Ultimately, our results point to the uphill battle that the scientific community faces as it confronts growing anti-vax sentiment from the public and politicians alike. Even as the mountain of evidence on the safety and importance of vaccines from doctors and scientists continues to grow, many Americans think they know more than the experts trying to correct their misperceptions.

Therefore, finding new ways to present scientific consensus on vaccines to an audience skeptical of medical experts should be a priority. Our research suggests that one interesting area for future research could be to examine whether pro-vaccine information from non-expert sources like celebrities could persuade those with anti-vaccine policy attitudes to change their minds.

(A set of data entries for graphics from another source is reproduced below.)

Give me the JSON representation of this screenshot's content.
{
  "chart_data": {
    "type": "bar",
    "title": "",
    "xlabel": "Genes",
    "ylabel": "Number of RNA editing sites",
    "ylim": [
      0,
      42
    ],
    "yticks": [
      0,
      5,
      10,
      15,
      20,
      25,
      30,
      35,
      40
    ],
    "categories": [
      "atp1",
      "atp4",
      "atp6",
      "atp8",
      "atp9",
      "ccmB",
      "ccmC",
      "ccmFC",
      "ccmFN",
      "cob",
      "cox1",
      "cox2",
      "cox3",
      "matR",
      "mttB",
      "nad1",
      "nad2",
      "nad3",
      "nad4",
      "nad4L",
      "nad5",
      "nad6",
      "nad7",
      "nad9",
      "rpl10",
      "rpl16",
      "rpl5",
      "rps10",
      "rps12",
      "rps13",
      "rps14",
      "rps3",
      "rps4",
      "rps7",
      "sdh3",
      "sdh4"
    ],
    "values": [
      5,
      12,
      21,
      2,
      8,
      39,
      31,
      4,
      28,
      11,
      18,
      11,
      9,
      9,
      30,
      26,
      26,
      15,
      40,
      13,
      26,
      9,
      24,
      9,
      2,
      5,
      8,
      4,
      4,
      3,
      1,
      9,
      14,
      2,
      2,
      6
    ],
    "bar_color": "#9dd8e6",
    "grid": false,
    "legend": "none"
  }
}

In case you’re wondering, the overwhelming evidence dismisses any link between any vaccine and autism. That’s real science from real scientists, none, as far as I know, afflicted with Dunning-Kruger cognitive bias.

Summary

The wise Orac summed up his own review of this article:

Unfortunately, these attitudes seem to be prevalent about more than just vaccines and autism. Trust in nonexperts and distrust of experts seems to be a feature of the age we are living in, fed by the ease with which everyone can be an expert on social media and the proliferation of “fake news.” Countering the assaults on science and reason resulting from humans in the thrall of the Dunning-Kruger effect is the central challenge of this age.

The “assaults on science” by those consumed by the Dunning-Kruger effect cross political lines – as much as I see right-wingers deny climate change, I see liberals embrace anti-GMO. Both sides, on many scientific facts, deny science based on their own overconfidence in their abilities compared to actual scientists.

I don’t know when the USA (and many other countries) began turning against scientists and education. After Jonas Salk invented the polio vaccine, he was treated like an American hero. He would go to a restaurant and get a standing ovation – I’m pretty sure he never paid for a meal for decades. He was probably better known than politicians or movie stars of that era.

When I write here, I don’t claim to be an expert in anything but a few, very narrow fields of biomedical science. That’s why I rely on evidence exclusively – I give weight to the quantity and quality of published, peer-reviewed data. I try not to cherry-pick that data, I try to look at it all, though I am strongly biased toward systematic reviews, the platinum standard of published research.

I don’t know how or when we can reverse this anti-science trend that is prevalent across the political spectrum. This tendency by individuals to be overconfident in their expertise in biomedical science is damaging to public health. Just look back on this COVID-19 pandemic — we have all kinds of vaccine misinformation, the pushing of fake medicines like ivermectin and hydroxychloroquine, and pushback on face masks.

Of course, someone will surely state that I am the one with the Dunning-Kruger effect with a dose of Big Pharma shill dollars. That’s why I only rely upon published evidence.